Stimulus package

A UChicago feast for the senses.

This morning, like most Sundays, I sipped coffee to the harmonious reverberations of the Rockefeller Chapel carillon. On any given day in the neighborhood, UChicago Medicine helicopters chuff overhead, while on the ground an ever-growing flotilla of campus shuttles squeak to their stops and rev again. This time of year, birds sing and leaves rustle under the scampering of that alternate school mascot, Sciurus carolinensis (aka the eastern gray squirrel).

Two features in this issue got me thinking about signature sounds of UChicago, past and present. “Some Drum” recounts a tragicomic chapter in the century-plus-long life of the world’s largest drum, with its singular boom. And “Sounds Reborn” traces the continuing story of the UChicago Folk Festival, from opening bagpipes to closing applause, and a bit of the lore attached to it.

What sounds, sights, smells, textures, or tastes serve as your own Proustian reminders of the University? You may find some evoked in this very issue: delicate pages in an aging book, or the heft of a whole stack lugged to a Regenstein carrel. Period costumes at a University Theater performance, or the hairspray cloud hanging backstage.
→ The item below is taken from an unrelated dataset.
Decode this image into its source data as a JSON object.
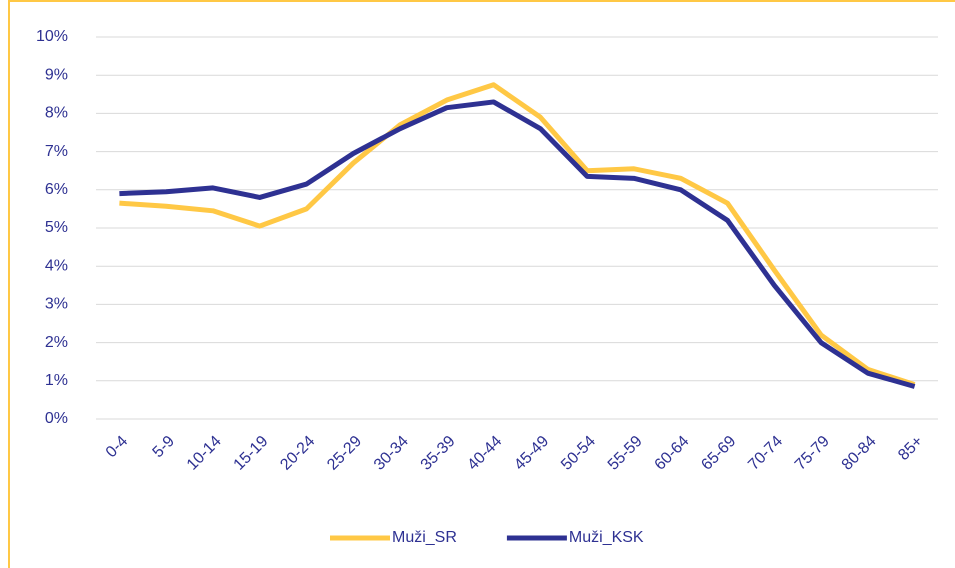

The buzz and toastiness of coffee being ground and brewed in a campus hangout, or buttery flakes of Medici pastry. A ska and soul band playing in a basement, or Bach emanating from a neighboring dorm room.

Look for those within, then reach out to let us know what sensory memory moves you at uchicago-magazine@uchicago.edu.

Fitting tributes

As this issue went to press, the UChicago community came together to celebrate John W. Boyer, AM’69, PhD’75, who will take on a new role at the University after more than three decades leading—and transforming—the College. So profound is the native South Sider’s influence on the institution and its students that Mayor Lori Lightfoot, JD’89, declared Friday, April 21, 2023, to be John W. Boyer Day in Chicago.

Three days later, word came that the University’s new Paris center will be the John W. Boyer Center in Paris, named for its greatest champion. Boyer, a premier historian of the Habsburg Empire and of the University of Chicago, spoke to the Magazine for “Peerless.” Joining all who made the Chicago and Paris tributes possible, we thank him, for everything.